Outro dado importante nesse contexto é que, depois de qualificadas como organizações sociais – o que resultará de critério discricionário do ministério competente para supervisionar ou regular a área de atividade correspondente ao objeto social (art. 2º, II da lei nº. 9.637/1998) –, aqueles entes do “terceiro setor” poderão ser declarados como de interesse público e utilidade pública. Portanto, para todos os efeitos legais, podem receber recursos orçamentários e usar bens públicos necessários à consecução de seus objetivos. Nesse último caso, por meio de permissão de uso (arts. 11 e 112 da lei retro mencionada).

Ademais, há a possibilidade de cessão especial de servidor público, com ônus de seus vencimentos para o Estado, ou seja, o governo poderá ceder servidor público que irá atuar nas organizações sociais privadas como funcionário prestador de serviços e sem a incumbência do pagamento de sua remuneração, que continua sendo do órgão estatal cedente.

Paradoxalmente, a lei estabelece que, nos próprios contratos de gestão, deverão ser observados os princípios da moralidade, da legalidade, da impessoalidade, da publicidade e da economicidade, o que por si só atrita com a inexigibilidade da licitação. Isso porque, sem licitação, por exemplo, tolhe-se a oportunidade para que outras entidades organizativas também participem do pleito, democraticamente, no sentido de firmar contratos com a Administração Pública.

Assim, face à Lei nº. 9.637/1998, as organizações sociais podem, entre outras vantagens, contratar empregados sem concurso público, adquirir bens, produtos e serviços

sem processo de licitação e ainda não prestar contas de seus gastos a órgãos de controle interno e externo da Administração Pública. Essas formas de operacionalização são consideradas atribuições privativas do Conselho de Administração da própria organização, que, por seu turno, pode aprovar por maioria, no mínimo, dois terços de seus membros, o regulamento próprio contendo os procedimentos que devem adotar para a contratação de obras, serviços, compras e alienações e o plano de cargos, salários e benefícios dos empregados da entidade privada.
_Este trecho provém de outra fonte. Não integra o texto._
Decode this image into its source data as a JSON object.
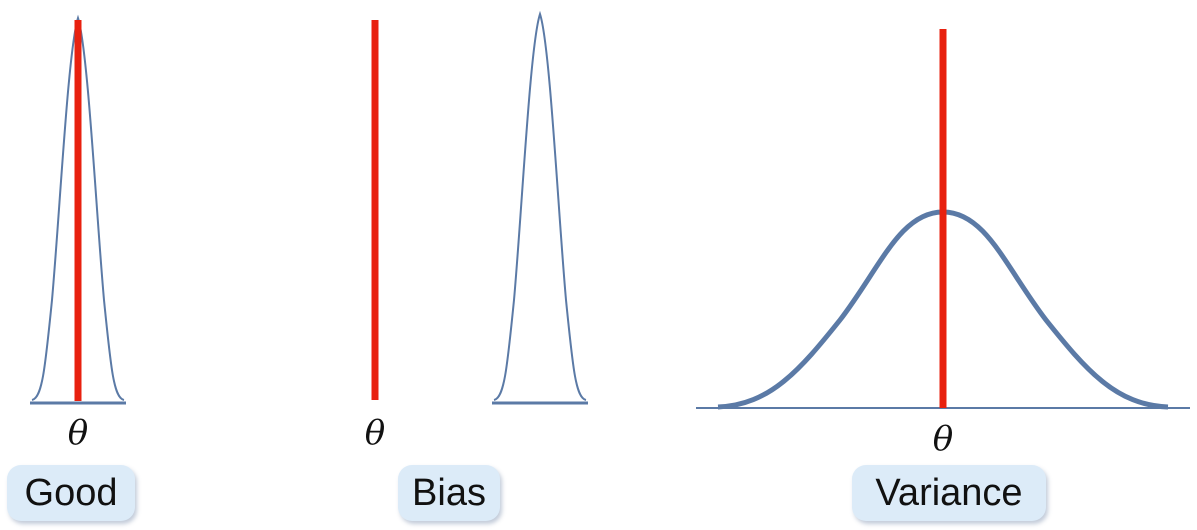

Evidentemente, com todos os benefícios e facilidades expostas acima, trata-se de terceirização ou privatização de serviços públicos. Transferem-se deveres do Estado, atributo constitucional das competências privativas da União, para entes privados que podem dispor de bens, patrimônio, créditos e até mesmo de servidores públicos para administrar e gerir os próprios interesses privados. Além disso, essas entidades do “terceiro setor” são, ainda, declaradas de interesse social e utilidade pública, para os fins legais, o que pode importar na isenção de impostos, obtenção de subsídios etc.

Com relação à educação, ela está prevista na Constituição Federal 1988 (art. 205) como dever do Estado. Este, não pode simplesmente desobrigar-se, ou afastar sua responsabilidade na prestação desse serviço, transferindo-a a terceiros com apoio na legislação infraconstitucional ou derivada, pois não decorre de uma vontade política mais ampla passível de legitimidade em nova Assembleia Constituinte. Ao setor privado, cabe o papel, tão-somente, de complementaridade ou colaboração, como anteriormente asseverado.

No entanto, o que se percebe pela prática são verdadeiras terceirizações previstas nas Leis nºs. 9.637/1998 e 9.970/1999 (esta que irá ser detalhada em seguida), pois há a possibilidade de transferência pelo Poder Público de prédios, móveis, hospitais, postos de saúde, equipamentos, recursos públicos e até mesmo cessão de pessoal estatutário para esses entes do “terceiro setor” e, portanto, da iniciativa privada. Isso leva a novos fatos sociais que, incontroversamente, somados ou agravados pelo disseminar de uma cultura relacional do público com o privado privilegia a formação para o empreendedorismo, flagrantemente, em consonância aos imperativos neoliberais do capital, que apenas gera a expectativa de emprego.